It’s been a long time since members of the Amherst Town Board were screamed at, but Monday night’s meeting definitely counted as a screaming and yelling affair. Some worried meeting observer, apparently, even called the police.
Frustrations surrounding the controversial Hyatt Place project led opponents to jeer and boo from the audience. Supervisor Barry Weinstein was called an “embarrassment” and a “Communist,” while other council members were denounced as “cowards.”
“I’ve never seen anything so disgusting in all my life,” said Livingston Parkway resident Dona Hue Ritter-Schmidt. “I would really appreciate it if you would at least give these people the respect to do what they asked, and respond to at least what you’re thinking, instead of treating us like a bunch of people who don’t mean anything.”
Monday night’s issue involved the rezoning of a natural area known as Mike’s Pond.

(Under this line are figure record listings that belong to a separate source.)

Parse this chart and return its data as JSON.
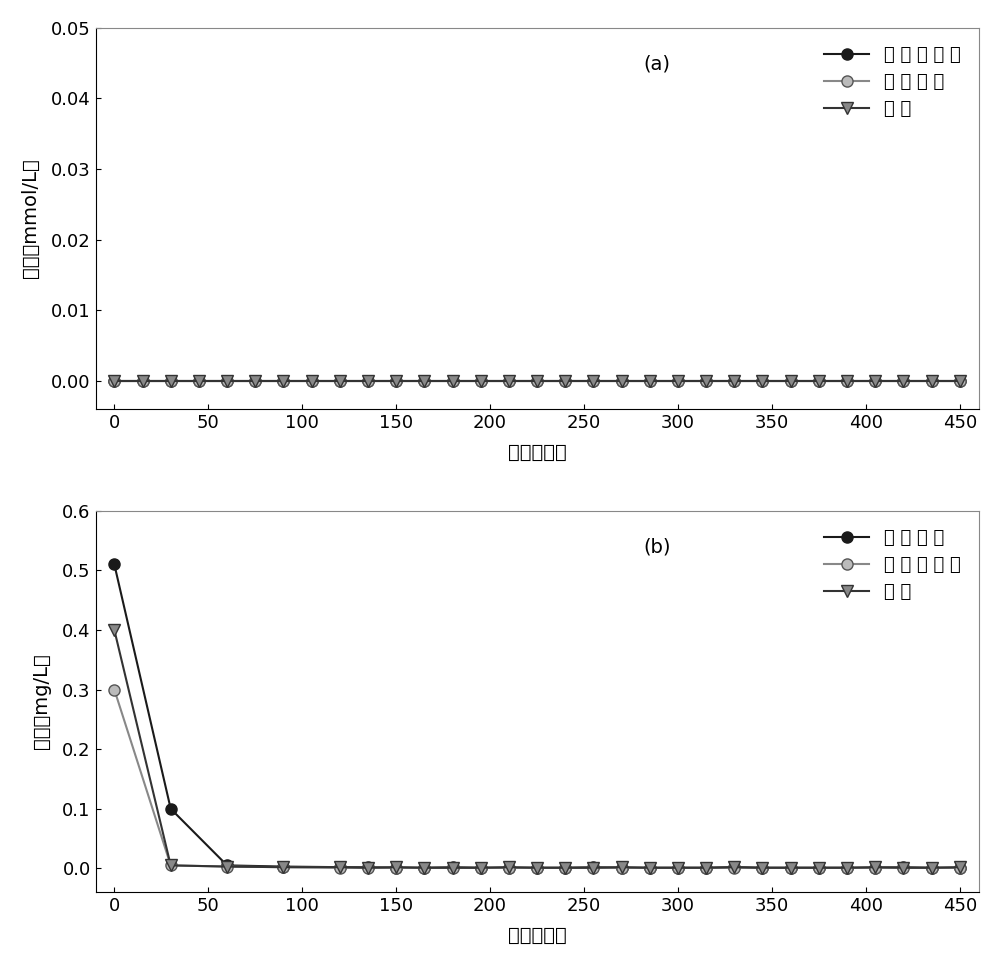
{
  "panel_a": {
    "label": "(a)",
    "ylabel": "浓度（mmol/L）",
    "xlabel": "时间（天）",
    "ylim": [
      -0.004,
      0.05
    ],
    "yticks": [
      0.0,
      0.01,
      0.02,
      0.03,
      0.04,
      0.05
    ],
    "xlim": [
      -10,
      460
    ],
    "xticks": [
      0,
      50,
      100,
      150,
      200,
      250,
      300,
      350,
      400,
      450
    ],
    "series": [
      {
        "name": "邻氯硕基苯",
        "x": [
          0,
          15,
          30,
          45,
          60,
          75,
          90,
          105,
          120,
          135,
          150,
          165,
          180,
          195,
          210,
          225,
          240,
          255,
          270,
          285,
          300,
          315,
          330,
          345,
          360,
          375,
          390,
          405,
          420,
          435,
          450
        ],
        "y": [
          0.0,
          0.0,
          0.0,
          0.0,
          0.0,
          0.0,
          0.0,
          0.0,
          0.0,
          0.0,
          0.0,
          0.0,
          0.0,
          0.0,
          0.0,
          0.0,
          0.0,
          0.0,
          0.0,
          0.0,
          0.0,
          0.0,
          0.0,
          0.0,
          0.0,
          0.0,
          0.0,
          0.0,
          0.0,
          0.0,
          0.0
        ],
        "color": "#1a1a1a",
        "marker": "o",
        "markersize": 8,
        "markerfacecolor": "#1a1a1a",
        "markeredgecolor": "#1a1a1a",
        "linewidth": 1.5
      },
      {
        "name": "邻氯苯胺",
        "x": [
          0,
          15,
          30,
          45,
          60,
          75,
          90,
          105,
          120,
          135,
          150,
          165,
          180,
          195,
          210,
          225,
          240,
          255,
          270,
          285,
          300,
          315,
          330,
          345,
          360,
          375,
          390,
          405,
          420,
          435,
          450
        ],
        "y": [
          0.0,
          0.0,
          0.0,
          0.0,
          0.0,
          0.0,
          0.0,
          0.0,
          0.0,
          0.0,
          0.0,
          0.0,
          0.0,
          0.0,
          0.0,
          0.0,
          0.0,
          0.0,
          0.0,
          0.0,
          0.0,
          0.0,
          0.0,
          0.0,
          0.0,
          0.0,
          0.0,
          0.0,
          0.0,
          0.0,
          0.0
        ],
        "color": "#888888",
        "marker": "o",
        "markersize": 8,
        "markerfacecolor": "#bbbbbb",
        "markeredgecolor": "#555555",
        "linewidth": 1.5
      },
      {
        "name": "苯胺",
        "x": [
          0,
          15,
          30,
          45,
          60,
          75,
          90,
          105,
          120,
          135,
          150,
          165,
          180,
          195,
          210,
          225,
          240,
          255,
          270,
          285,
          300,
          315,
          330,
          345,
          360,
          375,
          390,
          405,
          420,
          435,
          450
        ],
        "y": [
          0.0,
          0.0,
          0.0,
          0.0,
          0.0,
          0.0,
          0.0,
          0.0,
          0.0,
          0.0,
          0.0,
          0.0,
          0.0,
          0.0,
          0.0,
          0.0,
          0.0,
          0.0,
          0.0,
          0.0,
          0.0,
          0.0,
          0.0,
          0.0,
          0.0,
          0.0,
          0.0,
          0.0,
          0.0,
          0.0,
          0.0
        ],
        "color": "#333333",
        "marker": "v",
        "markersize": 9,
        "markerfacecolor": "#888888",
        "markeredgecolor": "#333333",
        "linewidth": 1.5
      }
    ]
  },
  "panel_b": {
    "label": "(b)",
    "ylabel": "浓度（mg/L）",
    "xlabel": "时间（天）",
    "ylim": [
      -0.04,
      0.6
    ],
    "yticks": [
      0.0,
      0.1,
      0.2,
      0.3,
      0.4,
      0.5,
      0.6
    ],
    "xlim": [
      -10,
      460
    ],
    "xticks": [
      0,
      50,
      100,
      150,
      200,
      250,
      300,
      350,
      400,
      450
    ],
    "series": [
      {
        "name": "确酸盐氮",
        "x": [
          0,
          30,
          60,
          90,
          120,
          135,
          150,
          165,
          180,
          195,
          210,
          225,
          240,
          255,
          270,
          285,
          300,
          315,
          330,
          345,
          360,
          375,
          390,
          405,
          420,
          435,
          450
        ],
        "y": [
          0.51,
          0.1,
          0.005,
          0.003,
          0.002,
          0.002,
          0.001,
          0.001,
          0.002,
          0.001,
          0.001,
          0.001,
          0.001,
          0.002,
          0.001,
          0.001,
          0.001,
          0.001,
          0.002,
          0.001,
          0.001,
          0.001,
          0.001,
          0.001,
          0.002,
          0.001,
          0.001
        ],
        "color": "#1a1a1a",
        "marker": "o",
        "markersize": 8,
        "markerfacecolor": "#1a1a1a",
        "markeredgecolor": "#1a1a1a",
        "linewidth": 1.5
      },
      {
        "name": "亚确酸盐氮",
        "x": [
          0,
          30,
          60,
          90,
          120,
          135,
          150,
          165,
          180,
          195,
          210,
          225,
          240,
          255,
          270,
          285,
          300,
          315,
          330,
          345,
          360,
          375,
          390,
          405,
          420,
          435,
          450
        ],
        "y": [
          0.3,
          0.005,
          0.003,
          0.002,
          0.001,
          0.001,
          0.001,
          0.001,
          0.001,
          0.001,
          0.001,
          0.001,
          0.001,
          0.001,
          0.001,
          0.001,
          0.001,
          0.001,
          0.001,
          0.001,
          0.001,
          0.001,
          0.001,
          0.001,
          0.001,
          0.001,
          0.001
        ],
        "color": "#888888",
        "marker": "o",
        "markersize": 8,
        "markerfacecolor": "#bbbbbb",
        "markeredgecolor": "#555555",
        "linewidth": 1.5
      },
      {
        "name": "氨氮",
        "x": [
          0,
          30,
          60,
          90,
          120,
          135,
          150,
          165,
          180,
          195,
          210,
          225,
          240,
          255,
          270,
          285,
          300,
          315,
          330,
          345,
          360,
          375,
          390,
          405,
          420,
          435,
          450
        ],
        "y": [
          0.4,
          0.005,
          0.003,
          0.002,
          0.002,
          0.001,
          0.002,
          0.001,
          0.001,
          0.001,
          0.002,
          0.001,
          0.001,
          0.001,
          0.002,
          0.001,
          0.001,
          0.001,
          0.002,
          0.001,
          0.001,
          0.001,
          0.001,
          0.002,
          0.001,
          0.001,
          0.002
        ],
        "color": "#333333",
        "marker": "v",
        "markersize": 9,
        "markerfacecolor": "#888888",
        "markeredgecolor": "#333333",
        "linewidth": 1.5
      }
    ]
  },
  "legend_a": [
    "邻 氯 硕 基 苯",
    "邻 氯 苯 胺",
    "苯 胺"
  ],
  "legend_b": [
    "确 酸 盐 氮",
    "亚 确 酸 盐 氮",
    "氨 氮"
  ]
}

The pond separates the property owned by Iskalo Development, where the Hyatt hotel is to be built, and the nearest neighborhood residents, who live on Livingston Parkway.
The zoning designation given to the pond has been important to the neighbors, even though nothing can be built there, because it affects how far away the Hyatt Place development can be built.
The pond has been partially zoned “general business,” but residents wanted the entire pond zoned “residential” in an attempt to change the project’s setbacks and push the hotel project farther away from their properties.
The first signs of meeting trouble began when roughly two dozen neighborhood residents turned out in support of the rezoning, but interested speakers failed to realize that they were required to sign up before the meeting started in order to address the board.
Weinstein, who occasionally informs the audience that sign-up is required, failed to do so at Monday’s meeting.
When Council Member Mark Manna, an outspoken backer of the residents, asked if residents who didn’t sign up could address the board, he was told no. When he made a motion to reopen the public comment period, no one seconded him.
“There are a lot of residents here who want to address the Town Board on two very important issues before we take a vote,” Manna said. “Surely we can extend to them that courtesy, seeing as how there’s practically nothing else on the agenda.”
Weinstein repeatedly called Manna out of order and told him to “stop grandstanding,” which only led to louder arguments by Manna and residents.
“You care more about the rules of order than being courteous to the people who pay your salary,” Manna said, to cheers and applause.
Not long after that, Weinstein asked for the board to take a position on the rezoning of Mike’s Pond. The board had held off on granting a residential zoning of the pond because Iskalo Development and the residents who own the pond disagree on the pond boundaries.
“I don’t understand how we, as a board, are supposed to make a judicial decision about exactly where that border is on behalf of the residents,” said Council Member Steven Sanders.
Weinstein said the matter may need to be resolved in court but that he felt the residents were owed a decision by the board before the Planning Board’s next meeting.
Weinstein asked that the board vote based on the survey provided by the residents. Because of a filed protest petition, the five council members (Richard “Jay” Anderson was absent) needed to vote unanimously.
Weinstein, Guy Marlette, Barbara Nuchereno and Manna voted yes, but Sanders, the last to cast his vote, voted no. Loud gasps rang out from the audience.
“How can you do that?” yelled one resident. “How can you do that? How can you just snub your nose at us?”
“Absolutely ridiculous!” cried another. “This is a circus, an absolute circus!”
Manna then attempted to introduce a resolution to put pressure on Weinstein and Nuchereno, both members of the Amherst Industrial Development Agency, to vote against tax breaks for the Hyatt project when it comes before the agency board March 22 in Amherst Council Chambers.
He didn’t get a second, and the town attorney concurred with the supervisor that it’s inappropriate to tell independent board members how to vote.
Boos rained down on the board. Manna also continued to loudly and bitterly criticize the board, further stirring the angry atmosphere.
When the board convened its second public expression period at the end of the meeting, more than a half-dozen Hyatt Place opponents heaped their anger and frustration upon the board.
When it was over, Sanders stunned everyone by asking to change his vote on the pond rezoning.
“I still think that the timing of this vote is wrong, but clearly the public feels that this will protect them from the hotel,” he said. “I’m not convinced that it will, but if that’s what they think, and that’s the way they feel this Town Board should represent them, then obviously it’s my obligation to represent the people, and so I will change my vote to a ‘yes’ on the rezoning.”
Iskalo Vice President David Chiazza said afterward that his company would “not necessarily” challenge the pond rezoning in court, saying that the site-plan setbacks may already accommodate the broader residential setback.
“I’m not sure it has any impact on our project,” he said.